Within the development envelope, Sh 1,602,449,735,000 will be sourced domestically, while Sh 859,915,101,000 is projected to come from external financing partners.
April 23, 2026

Tanzania has unveiled a record-breaking energy sector budget exceeding two trillion shillings, signaling an intensified national push to expand electricity infrastructure, strengthen energy security, and accelerate industrial transformation.

Presenting the Ministry of Energy’s estimates for the 2026/2027 financial year in Parliament in Dodoma on April 22, 2026, Energy Minister Deogratius Ndejembi requested approval of a total budget of Sh 2,525,401,129,000 for the ministry and its affiliated institutions.

The allocation marks one of the largest energy-sector commitments in the country’s recent history, underscoring the government’s strategic focus on power generation, transmission expansion, and diversification of energy sources to meet rising domestic and industrial demand.

According to the budget breakdown, a dominant share of Sh 2,462,364,836,000, equivalent to 97.5 percent of the total allocation, has been directed toward development expenditure. This funding is expected to drive large-scale energy infrastructure projects, including generation expansion, grid modernization, and investment in both conventional and renewable energy systems.

Within the development envelope, Sh 1,602,449,735,000 will be sourced domestically, while Sh 859,915,101,000 is projected to come from external financing partners. Officials say this blended financing structure reflects growing domestic capacity while maintaining strong international collaboration in the energy sector.

Only Sh 63,036,293,000, or 2.5 percent of the total budget, has been allocated to recurrent expenditure. This portion covers administrative operations across the ministry and its agencies, including the Petroleum Upstream Regulatory Authority (PURA).

From the recurrent allocation, Sh 52,939,075,000 is earmarked for other operational costs, while Sh 10,097,218,000 is designated for salaries and staff remuneration within the ministry and its regulatory institutions.

Also Read; Africa Expands Trade Links as Regional Integration Accelerates

Government officials describe the budget structure as deliberately development-heavy, reflecting a policy shift toward long-term infrastructure investment over operational spending. The approach is intended to accelerate electricity access, enhance reliability, and support Tanzania’s growing industrial base.

The energy sector is widely regarded as a central pillar of Tanzania’s economic transformation agenda. Expanding electricity generation capacity and strengthening transmission networks are seen as critical to supporting manufacturing, mining, digital infrastructure, and urban development.

Analysts note that the scale of investment positions Tanzania among the most ambitious energy expansion programs in East Africa, particularly as the country continues to integrate multiple energy sources, including hydropower, natural gas, solar, wind, and geothermal systems.

The government has also emphasized its ambition to enhance regional energy connectivity, with Tanzania increasingly viewed as a potential power hub for the Eastern and Southern African electricity markets.
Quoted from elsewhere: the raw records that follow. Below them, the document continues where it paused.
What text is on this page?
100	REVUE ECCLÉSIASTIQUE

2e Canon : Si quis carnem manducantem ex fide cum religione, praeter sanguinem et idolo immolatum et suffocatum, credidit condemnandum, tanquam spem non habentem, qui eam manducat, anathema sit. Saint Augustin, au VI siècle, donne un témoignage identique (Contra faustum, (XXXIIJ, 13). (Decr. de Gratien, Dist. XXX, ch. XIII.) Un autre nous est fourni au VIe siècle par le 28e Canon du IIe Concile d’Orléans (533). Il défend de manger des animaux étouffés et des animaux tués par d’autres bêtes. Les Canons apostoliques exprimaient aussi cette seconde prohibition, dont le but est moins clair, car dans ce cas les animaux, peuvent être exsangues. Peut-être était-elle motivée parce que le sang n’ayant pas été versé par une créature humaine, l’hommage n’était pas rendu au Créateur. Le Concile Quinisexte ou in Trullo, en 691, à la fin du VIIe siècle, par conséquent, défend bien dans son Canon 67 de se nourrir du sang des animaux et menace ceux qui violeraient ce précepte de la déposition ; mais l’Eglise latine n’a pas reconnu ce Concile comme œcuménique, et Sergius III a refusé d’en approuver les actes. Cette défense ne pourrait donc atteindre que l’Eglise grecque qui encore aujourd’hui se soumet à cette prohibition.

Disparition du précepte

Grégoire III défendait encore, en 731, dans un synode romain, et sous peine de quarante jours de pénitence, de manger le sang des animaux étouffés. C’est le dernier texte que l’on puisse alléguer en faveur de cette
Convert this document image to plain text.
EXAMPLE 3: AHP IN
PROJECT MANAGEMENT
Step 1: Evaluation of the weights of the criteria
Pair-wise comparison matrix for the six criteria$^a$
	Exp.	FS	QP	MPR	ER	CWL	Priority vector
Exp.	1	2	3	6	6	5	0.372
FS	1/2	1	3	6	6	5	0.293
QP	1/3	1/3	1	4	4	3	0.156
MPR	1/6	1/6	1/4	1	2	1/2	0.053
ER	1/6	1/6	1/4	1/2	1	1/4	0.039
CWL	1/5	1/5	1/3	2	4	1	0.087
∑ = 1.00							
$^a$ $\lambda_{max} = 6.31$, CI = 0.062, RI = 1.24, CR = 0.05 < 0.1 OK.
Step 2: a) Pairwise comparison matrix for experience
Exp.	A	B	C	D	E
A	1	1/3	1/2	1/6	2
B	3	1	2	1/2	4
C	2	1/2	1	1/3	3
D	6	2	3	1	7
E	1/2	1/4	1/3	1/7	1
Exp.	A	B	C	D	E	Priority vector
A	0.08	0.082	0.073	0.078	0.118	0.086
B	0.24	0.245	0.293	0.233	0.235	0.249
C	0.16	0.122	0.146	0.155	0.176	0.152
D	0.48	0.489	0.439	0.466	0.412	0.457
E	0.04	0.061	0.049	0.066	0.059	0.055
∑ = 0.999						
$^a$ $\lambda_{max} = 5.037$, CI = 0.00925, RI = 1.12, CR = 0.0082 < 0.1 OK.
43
Minister Ndejembi reiterated that sustained investment in the sector is essential for ensuring long-term energy security, improving living standards, and supporting inclusive economic growth. He added that the approved budget will enable continued implementation of strategic energy projects designed to meet both current and future demand.

If implemented as planned, the 2026/2027 budget is expected to significantly strengthen Tanzania’s energy infrastructure base and reinforce its position as a rising regional player in electricity generation and distribution.